I found myself upset at a situation, and I took a trip to the UNC Botanical Gardens. While doing my typical crazy botanist activities, taking photos of plants, I attracted the attention of a couple of people. Anyone who knows me knows that I love a good conversation, ESPECIALLY about plants. I told them about venus fly traps, and ended up being asked about my job, and thoughts on plant life, and conservation. I had a small crowd of like four or five people listening to me, and they didn’t know me from a can of paint. That moment showed me that I am not just a background character. I’m smart, a good speaker, and I can draw a crowd. I’m not boring.
That was especially empowering due to how I view myself. It shifted the perspective I had of myself, and my talent.
Your perspective is invaluable. Thank you for distilling your talents, sharing your time, and a contributing to the local economy. Can you tell readers a little bit about your perspective on securing space for psychological healing and/or wellness?
While my main focus is ethnobotany, spaces that work to heal the mental wellbeing for others is super important.
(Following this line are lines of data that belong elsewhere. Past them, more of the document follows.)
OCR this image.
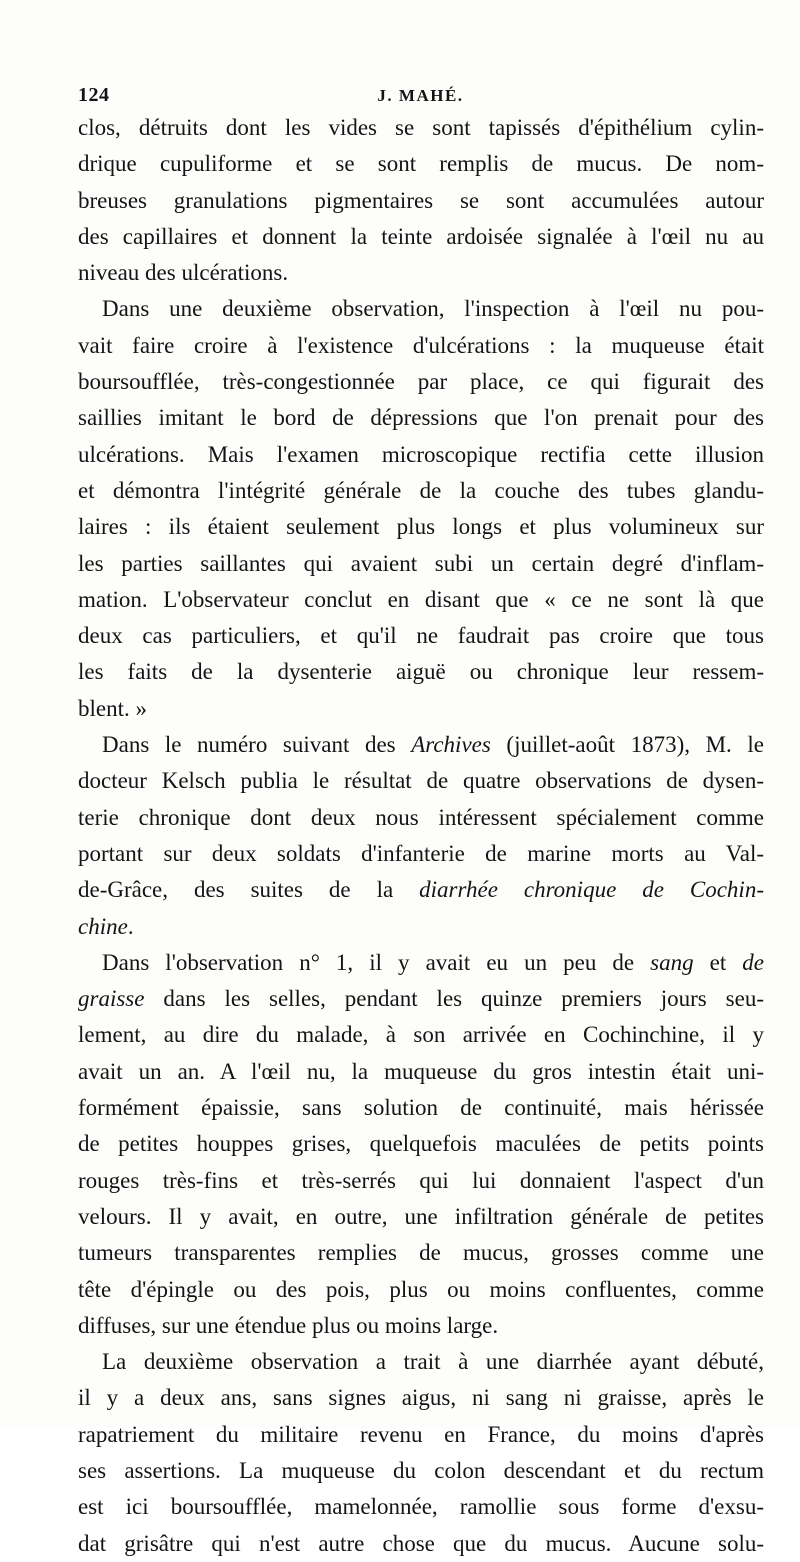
124	J. MAHÉ.
clos, détruits dont les vides se sont tapissés d'épithélium cylin-
drique cupuliforme et se sont remplis de mucus. De nom-
breuses granulations pigmentaires se sont accumulées autour
des capillaires et donnent la teinte ardoisée signalée à l'œil nu au
niveau des ulcérations.
Dans une deuxième observation, l'inspection à l'œil nu pou-
vait faire croire à l'existence d'ulcérations : la muqueuse était
boursoufflée, très-congestionnée par place, ce qui figurait des
saillies imitant le bord de dépressions que l'on prenait pour des
ulcérations. Mais l'examen microscopique rectifia cette illusion
et démontra l'intégrité générale de la couche des tubes glandu-
laires : ils étaient seulement plus longs et plus volumineux sur
les parties saillantes qui avaient subi un certain degré d'inflam-
mation. L'observateur conclut en disant que « ce ne sont là que
deux cas particuliers, et qu'il ne faudrait pas croire que tous
les faits de la dysenterie aiguë ou chronique leur ressem-
blent. »
Dans le numéro suivant des Archives (juillet-août 1873), M. le
docteur Kelsch publia le résultat de quatre observations de dysen-
terie chronique dont deux nous intéressent spécialement comme
portant sur deux soldats d'infanterie de marine morts au Val-
de-Grâce, des suites de la diarrhée chronique de Cochin-
chine.
Dans l'observation n° 1, il y avait eu un peu de sang et de
graisse dans les selles, pendant les quinze premiers jours seu-
lement, au dire du malade, à son arrivée en Cochinchine, il y
avait un an. A l'œil nu, la muqueuse du gros intestin était uni-
formément épaissie, sans solution de continuité, mais hérissée
de petites houppes grises, quelquefois maculées de petits points
rouges très-fins et très-serrés qui lui donnaient l'aspect d'un
velours. Il y avait, en outre, une infiltration générale de petites
tumeurs transparentes remplies de mucus, grosses comme une
tête d'épingle ou des pois, plus ou moins confluentes, comme
diffuses, sur une étendue plus ou moins large.
La deuxième observation a trait à une diarrhée ayant débuté,
il y a deux ans, sans signes aigus, ni sang ni graisse, après le
rapatriement du militaire revenu en France, du moins d'après
ses assertions. La muqueuse du colon descendant et du rectum
est ici boursoufflée, mamelonnée, ramollie sous forme d'exsu-
dat grisâtre qui n'est autre chose que du mucus. Aucune solu-
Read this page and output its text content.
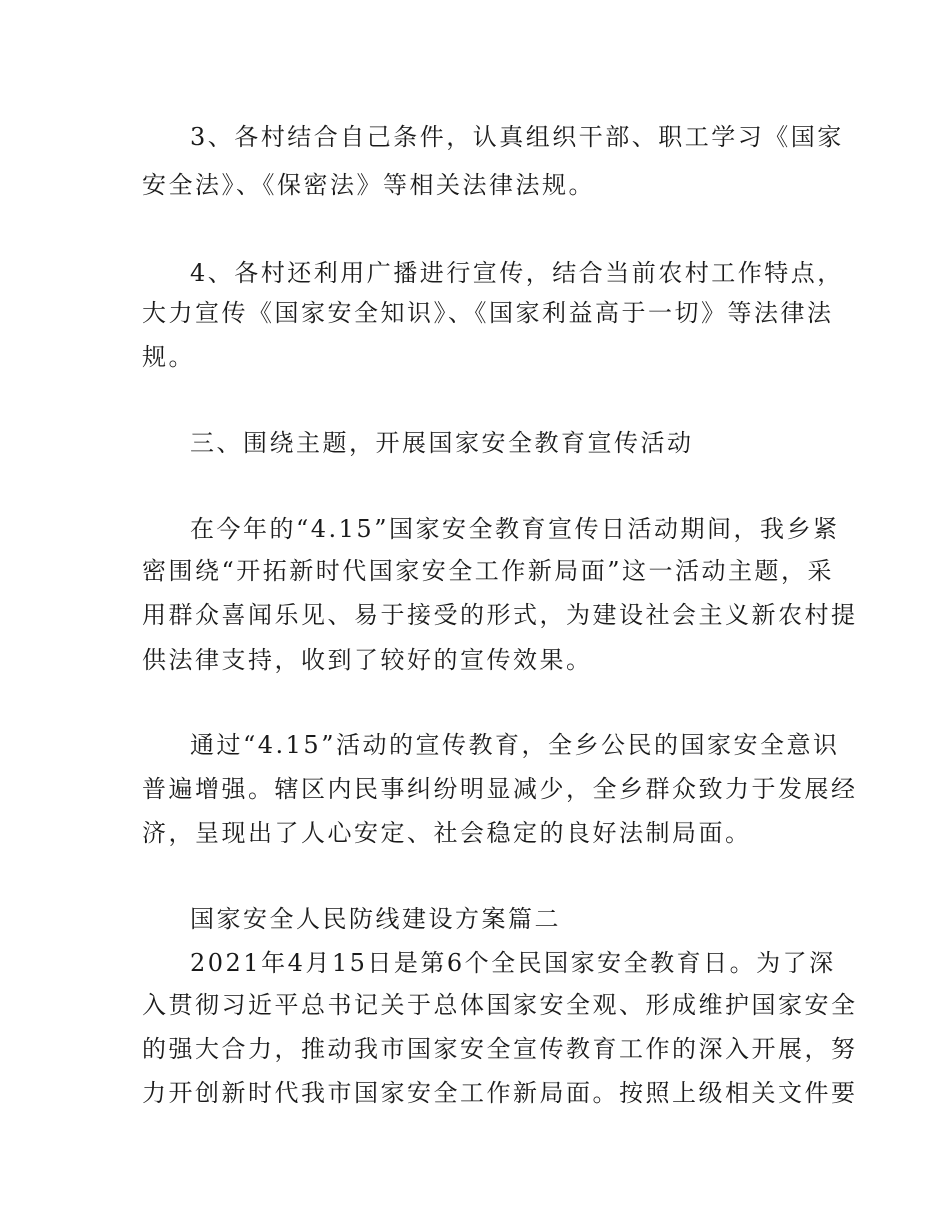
3、各村结合自己条件，认真组织干部、职工学习《国家
安全法》、《保密法》等相关法律法规。
4、各村还利用广播进行宣传，结合当前农村工作特点，
大力宣传《国家安全知识》、《国家利益高于一切》等法律法
规。
三、围绕主题，开展国家安全教育宣传活动
在今年的“4.15”国家安全教育宣传日活动期间，我乡紧
密围绕“开拓新时代国家安全工作新局面”这一活动主题，采
用群众喜闻乐见、易于接受的形式，为建设社会主义新农村提
供法律支持，收到了较好的宣传效果。
通过“4.15”活动的宣传教育，全乡公民的国家安全意识
普遍增强。辖区内民事纠纷明显减少，全乡群众致力于发展经
济，呈现出了人心安定、社会稳定的良好法制局面。
国家安全人民防线建设方案篇二
2021年4月15日是第6个全民国家安全教育日。为了深
入贯彻习近平总书记关于总体国家安全观、形成维护国家安全
的强大合力，推动我市国家安全宣传教育工作的深入开展，努
力开创新时代我市国家安全工作新局面。按照上级相关文件要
Psychological illnesses and scars are often hidden unlike a physical scar.
Securing the space to get better is everything. I’ve recently been working on making my space, home, office, etc, a place of healing and mental wellness. I cannot express how important it is to have a space to have a reset mentally. And it has to be more than a space you visit briefly. I love going to church, and the services bless me, and are my places of healing and recovery. However, I have to have something more than that to get through the week.
What does it mean to value a friend as you would value a partner (which is counter-hegemonic)? Is friendship the missing linchpin required to engender the realization of socio-cultural value?
I may be a one man band when it comes to The Crazy Botanist, but I would be lost without the input of my friends. They’re my sounding board. They often hear my ideas, or read my writings before the world does. And due to their different backgrounds, I feel like I get a good mix of feedback.
My friends are my partners in this thing. They are the ones I hope to employ, the ones I trust to be looking out for me.

Final thoughts from The Crazy Botanist (@botanical.highlander):

I wish the world would strive to recognize and appreciate the plants around us. What would the world be without grass, trees, or the smile a flower can bring? Let’s work together to teach the world to see the importance of plants, and tear down the fake news surrounding teas, and herbalism. Let’s come against the dismal pyramids of thin teas, or these detoxs that just make you poo and pee.
But most importantly, take time to learn something new.